Birleşmiş Milletler Sıfır Atık Yüksek Düzeyli Şahsiyetler Danışma Kurulu'nun değerli üyeleri;
Bugün, BM Genel Kurul kararı ile oluşturulan, Danışma Kurulumuzun üyeleri ile tanışmak için toplandık. Bu vesileyle, 3 senelik görev süremiz boyunca beklentilerimizi ve önerilerimizi ele alacağız.
Her birimizin unvanları, çalışmaları, kültürel arkaplanı farklı olsa da bizi, tabiata olan sevgimiz ve hassasiyetimiz bir araya getirdi.
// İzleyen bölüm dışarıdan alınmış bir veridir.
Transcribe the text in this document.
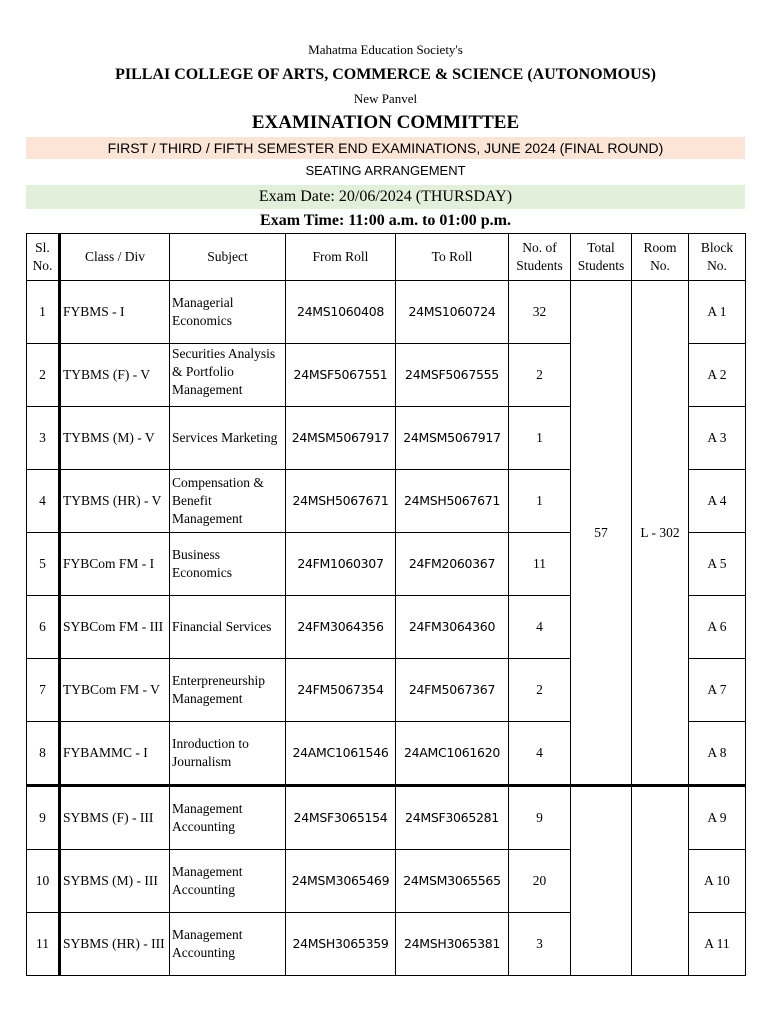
Mahatma Education Society's
PILLAI COLLEGE OF ARTS, COMMERCE & SCIENCE (AUTONOMOUS)
New Panvel
EXAMINATION COMMITTEE
FIRST / THIRD / FIFTH SEMESTER END EXAMINATIONS, JUNE 2024 (FINAL ROUND)
SEATING ARRANGEMENT
Exam Date: 20/06/2024 (THURSDAY)
Exam Time: 11:00 a.m. to 01:00 p.m.
Sl. No.	Class / Div	Subject	From Roll	To Roll	No. of Students	Total Students	Room No.	Block No.
1	FYBMS - I	Managerial Economics	24MS1060408	24MS1060724	32	57	L - 302	A 1
2	TYBMS (F) - V	Securities Analysis & Portfolio Management	24MSF5067551	24MSF5067555	2			A 2
3	TYBMS (M) - V	Services Marketing	24MSM5067917	24MSM5067917	1			A 3
4	TYBMS (HR) - V	Compensation & Benefit Management	24MSH5067671	24MSH5067671	1			A 4
5	FYBCom FM - I	Business Economics	24FM1060307	24FM2060367	11			A 5
6	SYBCom FM - III	Financial Services	24FM3064356	24FM3064360	4			A 6
7	TYBCom FM - V	Enterpreneurship Management	24FM5067354	24FM5067367	2			A 7
8	FYBAMMC - I	Inroduction to Journalism	24AMC1061546	24AMC1061620	4			A 8
9	SYBMS (F) - III	Management Accounting	24MSF3065154	24MSF3065281	9			A 9
10	SYBMS (M) - III	Management Accounting	24MSM3065469	24MSM3065565	20			A 10
11	SYBMS (HR) - III	Management Accounting	24MSH3065359	24MSH3065381	3			A 11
Tüm unvanlarımın ötesinde, kendimi sizlere, bize emanet edilmiş yeryüzünün bir savunucusu ve sıfır atık gönüllüsü olarak tanıtmak istiyorum. Ortak Evimiz Dünya adına sorumluluk alan ve üstün bir çaba ortaya koyan, değerli isimlerle bir arada olmaktan büyük memnuniyet duyuyorum. Hepiniz tekrar hoş geldiniz.
Kıymetli kurul üyeleri;
Yeryüzü, insanoğluna bahsedilmiş en değerli hazine. Karşılığında beklenen ise, sunulan kaynakları, bir lütuf olarak görerek, emanet bilinciyle, gelecek nesillere ulaştırmak. Ben böyle bir inanç ve yaşam felsefesi içerisinde büyüdüm.
Ne yazık ki, insanı asırlardır var eden kadim öğretiler, yerini, hız ve haz odaklı tüketim kültürüne bıraktı. Mavi gezegenimiz; kirlilik, biyo-çeşitlilik kaybı ve iklim değişikliği gibi üçlü krizin gölgesinde. Dünya Limit Günü her yıl kısalıyor. Gezegenimizin kendini tamir etme süresi ise uzuyor.
Tabii, tüketim her bölgede aynı şekilde seyretmiyor. Dünyanın bir bölümü hoyratça tüketim yaparken, diğer bölümünde insanlar, hala en temel ihtiyaçlara ulaşamıyor. Bugün, sınırlı kaynaklarımız hızla tükenirken, yılda 2 milyar tondan fazla evsel katı atık üretiyoruz.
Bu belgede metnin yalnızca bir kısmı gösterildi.